A doença que atrasa a imigração pode afetar várias gerações de uma família. O tio de Apu Saker, Gopesh, que mora em Dinajpur, a cerca de 350 km de Dhaka, teve que esperar dois anos antes de obter o passaporte.

"Tive de viajar a Dhaka (capital de Bangladesh) quatro ou cinco vezes nos últimos dois anos para convencer as autoridades de que sofria da mutação", diz Gopesh.

Quando seu trabalho começou a usar um sistema de comparecimento por impressão digital, Gopesh teve que convencer seus chefes a deixá-lo usar o sistema antigo - assinando uma folha de presença todos os dias.

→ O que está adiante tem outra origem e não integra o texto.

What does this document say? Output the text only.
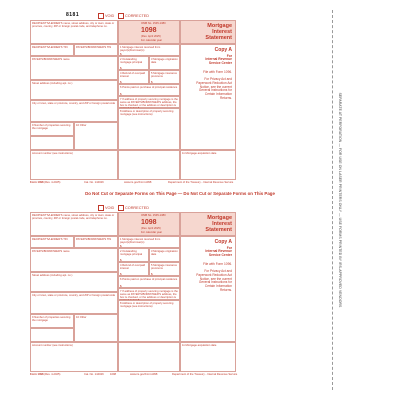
8181	VOID	CORRECTED
RECIPIENT'S/LENDER'S name, street address, city or town, state or province, country, ZIP or foreign postal code, and telephone no.
RECIPIENT'S/LENDER'S TIN	PAYER'S/BORROWER'S TIN
PAYER'S/BORROWER'S name
Street address (including apt. no.)
City or town, state or province, country, and ZIP or foreign postal code
9 Number of properties securing the mortgage
10 Other
Account number (see instructions)
OMB No. 1545-1380
1098
(Rev. April 2025)
For calendar year
1 Mortgage interest received from payer(s)/borrower(s)
$
2 Outstanding mortgage principal
$
3 Mortgage origination date
4 Refund of overpaid interest
$
5 Mortgage insurance premiums
$
6 Points paid on purchase of principal residence
$
7 If address of property securing mortgage is the same as PAYER'S/BORROWER'S address, the box is checked, or the address or description is
8 Address or description of property securing mortgage (see instructions)
Mortgage
Interest
Statement
Copy A
For
Internal Revenue Service Center
File with Form 1096.
For Privacy Act and Paperwork Reduction Act Notice, see the current General Instructions for Certain Information Returns.
11 Mortgage acquisition date
Form 1098 (Rev. 4-2025)	Cat. No. 14402K	www.irs.gov/Form1098	Department of the Treasury - Internal Revenue Service
Do Not Cut or Separate Forms on This Page — Do Not Cut or Separate Forms on This Page
VOID	CORRECTED
RECIPIENT'S/LENDER'S name, street address, city or town, state or province, country, ZIP or foreign postal code, and telephone no.
RECIPIENT'S/LENDER'S TIN	PAYER'S/BORROWER'S TIN
PAYER'S/BORROWER'S name
Street address (including apt. no.)
City or town, state or province, country, and ZIP or foreign postal code
9 Number of properties securing the mortgage
10 Other
Account number (see instructions)
OMB No. 1545-1380
1098
(Rev. April 2025)
For calendar year
1 Mortgage interest received from payer(s)/borrower(s)
$
2 Outstanding mortgage principal
$
3 Mortgage origination date
4 Refund of overpaid interest
$
5 Mortgage insurance premiums
$
6 Points paid on purchase of principal residence
$
7 If address of property securing mortgage is the same as PAYER'S/BORROWER'S address, the box is checked, or the address or description is
8 Address or description of property securing mortgage (see instructions)
Mortgage
Interest
Statement
Copy A
For
Internal Revenue Service Center
File with Form 1096.
For Privacy Act and Paperwork Reduction Act Notice, see the current General Instructions for Certain Information Returns.
11 Mortgage acquisition date
Form 1098 (Rev. 4-2025)	Cat. No. 14402K 1098	www.irs.gov/Form1098	Department of the Treasury - Internal Revenue Service
SEPARATE AT PERFORATION — FOR USE ON LASER PRINTERS ONLY — USE FORMS PRINTED BY IRS-APPROVED VENDORS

Um dermatologista em Bangladesh diagnosticou a doença da família como ceratodermia palmoplantar congênita, que o professor Itin acredita ter evoluído para adermatoglifia secundária, uma versão da doença que também pode causar ressecamento da pele e redução do suor nas palmas das mãos e solas dos pés.

Os Sarkers relataram todos esses sintomas.

Mais testes precisariam ser feitos para confirmar se a família possui alguma forma de adermatoglifia.

O professor Sprecher diz que sua equipe ficaria "muito feliz" em ajudar a família com os testes genéticos.

Os resultados desses testes podem dar aos Sarkers alguma certeza, mas eles não aliviariam o fardo de enfrentar um universo sem impressões digitais diariamente.

Os membros da família que possuem a mutação relatam contratempos.

Amal Sarker passou a maior parte de sua vida sem muitos deles, mas agora diz se sentir triste por seus filhos.

"Não está nas minhas mãos, é algo que herdei", diz.

"Mas a maneira como meus filhos e eu estamos nos metendo em todos os tipos de problemas é muito doloroso para mim."

Amal e Apu acabam de receber um novo tipo de documento de identidade nacional emitida pelo governo de Bangladesh, após apresentarem um atestado médico. O cartão usa outros dados biométricos - uma varredura da retina e reconhecimento facial.

Mas eles ainda não conseguem comprar um cartão SIM ou obter uma permissão para dirigir. A emissão de um passaporte é um processo longo e árduo.

"Estou cansado de explicar minha situação repetidamente. Pedi conselhos a muitas pessoas, mas ninguém pode me dar uma resposta definitiva", lamenta Apu. "Alguém sugeriu que eu fosse à Justiça. Se todas as outras opções falharem, é o que terei de fazer."

Apu espera conseguir um passaporte, diz. Ele adoraria viajar para fora de Bangladesh.